1B_52/2022 19.05.2022
Bundesgericht
Tribunal fédéral
Tribunale federale
Tribunal federal
1B_52/2022
Arrêt du 19 mai 2022
Ire Cour de droit public
Composition
MM. et Mme les Juges fédéraux Kneubühler, Président, Chaix et Jametti.
Greffière : Mme Nasel.
Participants à la procédure
A.________ SA en liquidation,
B.________,
tous les deux représentés par Me C.________, avocat,
C.________,
recourants,
contre
D.________,
intimé.
Objet
Procédure pénale; interdiction de représentation,
recours contre l'ordonnance de la Chambre pénale
du Tribunal cantonal du Valais, du 14 décembre 2021
(P3 20 111).
Faits :
A.
A la suite d'une dénonciation de B.________ du 19 décembre 2012, D.________ a fait l'objet d'une instruction pénale menée par l'Office central du Ministère public du canton du Valais. L'enquête a porté en particulier sur des infractions qui auraient été commises dans le cadre de la gestion de la société A.________ SA, désormais en liquidation. Cette dernière société ainsi que B.________ se sont constitués parties plaignantes dans cette procédure et ont mandaté l'avocat C.________ pour les représenter.
Par acte d'accusation du 22 juillet 2019, D.________ a été renvoyé en jugement devant le Tribunal du district de Sion (Tribunal du district) pour gestion déloyale, faux dans les titres et violation de l'obligation de tenir une comptabilité.
B.
Le 3 mars 2020, D.________ a contesté la capacité de postuler de Me C.________, faisant valoir l'existence d'un conflit d'intérêts entre B.________ et A.________ SA en liquidation.
Par décision du 14 avril 2020, la Juge suppléante du Tribunal du district a dénié la capacité de postuler à Me C.________. Ce dernier ainsi que B.________ et A.________ SA en liquidation ont formé un recours contre cette dernière décision, lequel a été déclaré irrecevable selon l'ordonnance rendue le 14 décembre 2021 par la Juge unique de la Chambre pénale du Tribunal cantonal du Valais (Chambre pénale).
Dans l'intervalle, D.________ a été condamné par jugement du 28 septembre 2020 pour gestion déloyale, faux dans les titres et obtention frauduleuse d'une constatation fausse.

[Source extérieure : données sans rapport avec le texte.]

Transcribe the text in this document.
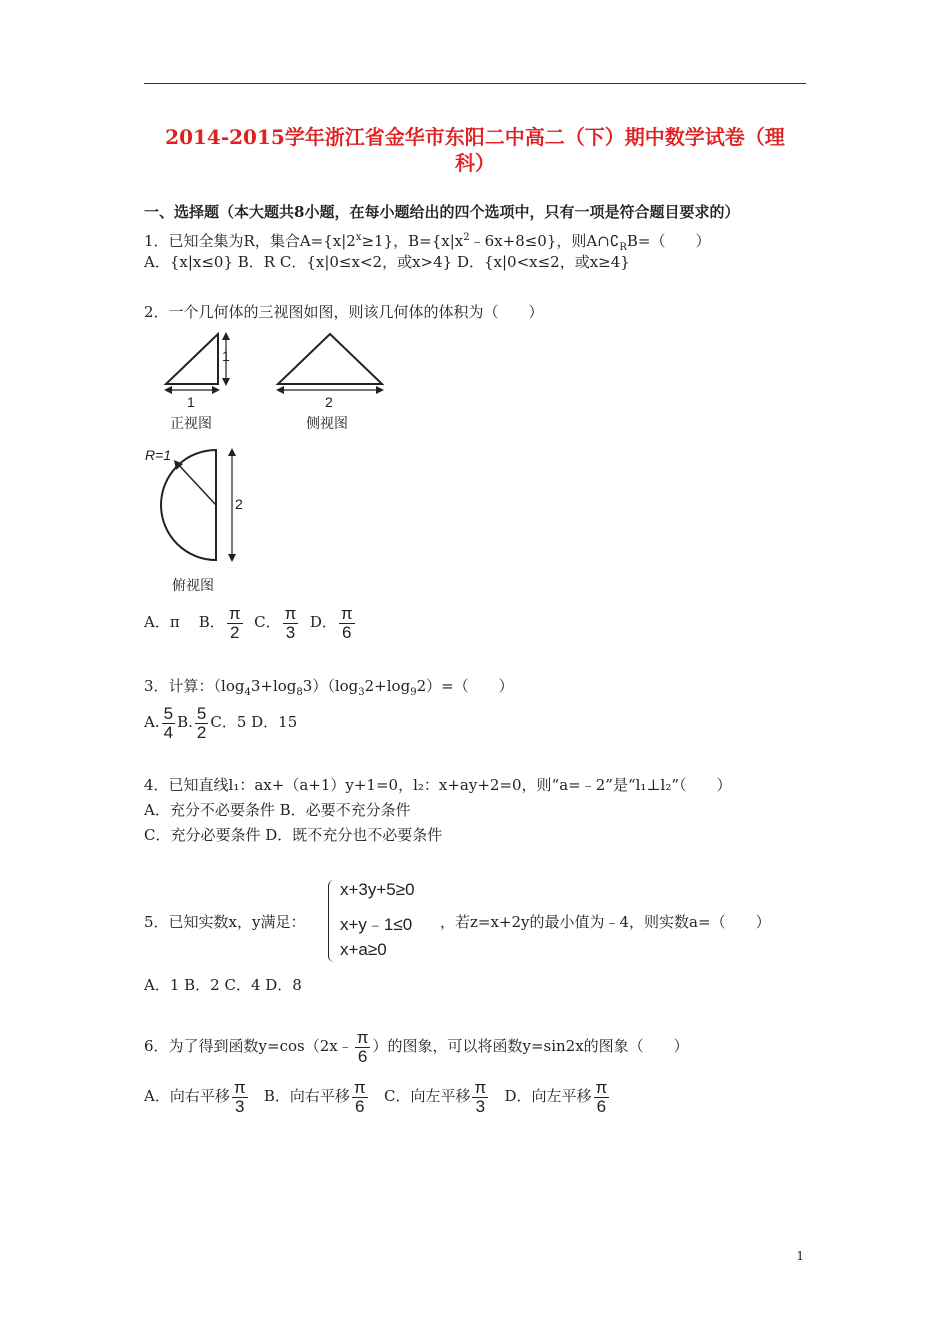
2014-2015学年浙江省金华市东阳二中高二（下）期中数学试卷（理
科）
一、选择题（本大题共8小题，在每小题给出的四个选项中，只有一项是符合题目要求的）
1．已知全集为R，集合$A=\{x|2^x\ge 1\}$，$B=\{x|x^2﹣6x+8\le 0\}$，则$A\cap∁_RB=$（　　）
A．{x|x≤0} B．R C．{x|0≤x<2，或x>4} D．{x|0<x≤2，或x≥4}
2．一个几何体的三视图如图，则该几何体的体积为（　　）
1
1	2
正视图	侧视图
R=1
2
俯视图
A．π B． $\frac{\pi}{2}$ C． $\frac{\pi}{3}$ D． $\frac{\pi}{6}$
3．计算：$(\log_43+\log_83)(\log_32+\log_92)=$（　　）
A. $\frac{5}{4} B$. $\frac{5}{2}$ C．5 D．15
4．已知直线l₁：ax+（a+1）y+1=0，l₂：x+ay+2=0，则“a=﹣2”是“l₁⊥l₂”（　　）
A．充分不必要条件 B．必要不充分条件
C．充分必要条件 D．既不充分也不必要条件
5．已知实数x，y满足：
x+3y+5≥0
x+y﹣1≤0
x+a≥0
，若z=x+2y的最小值为﹣4，则实数a=（　　）
A．1 B．2 C．4 D．8
6．为了得到函数y=cos（2x﹣ $\frac{\pi}{6}$ ）的图象，可以将函数y=sin2x的图象（　　）
A．向右平移 $\frac{\pi}{3}$ B．向右平移 $\frac{\pi}{6}$ C．向左平移 $\frac{\pi}{3}$ D．向左平移 $\frac{\pi}{6}$
1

Le Ministère public, D.________, B.________, agissant seul, et l'avocate E.________, agissant pour le compte de A.________ SA en liquidation, ont formé appel de ce jugement.
C.
Me C.________, B.________ et A.________ SA en liquidation, forment un recours en matière pénale auprès du Tribunal fédéral, par lequel ils concluent à l'annulation et à la mise à néant de l'ordonnance du 14 décembre 2021 de la Chambre pénale, respectivement au renvoi de la cause aux instances précédentes pour nouvelle décision dans le sens des considérants.
Invitée à se déterminer, la Chambre pénale y renonce et se réfère aux considérants de son ordonnance. D.________ conclut à l'irrecevabilité du recours, respectivement à son rejet et réclame l'allocation d'une indemnité équitable en sa faveur. Les recourants répliquent.
Considérant en droit :
1.
1.1. Comme l'interdiction de postuler prononcée par la Juge suppléante du Tribunal du district ne déploie d'effet que sur la procédure pénale actuellement menée par les autorités pénales valaisannes, la procuration produite par les recourants, désignant l'avocat C.________ comme leur mandataire pour la procédure au Tribunal fédéral, est valable (cf. art. 40 al. 2 LTF; arrêt 1B_209/2019 du 19 septembre 2019 consid. 2.1).
1.2. Le recours est dirigé contre une décision d'irrecevabilité prise en dernière instance cantonale (art. 80 LTF). Sur le fond, le litige porte sur l'interdiction prononcée à l'encontre de l'avocat C.________ de représenter B.________ et A.________ SA en liquidation dans la procédure pénale les opposant à D.________. Le recours est donc en principe recevable comme recours en matière pénale selon les art. 78 ss LTF.
La décision attaquée ne met pas fin à la procédure pénale et revêt un caractère incident. En principe, le recours ne serait recevable qu'aux conditions restrictives posées à l'art. 93 LTF. Toutefois, lorsque le recours porte sur l'existence même d'un recours cantonal, le recours auprès du Tribunal fédéral est en principe recevable indépendamment de l'exigence d'un préjudice irréparable (cf. ATF 143 I 344 consid. 1.2).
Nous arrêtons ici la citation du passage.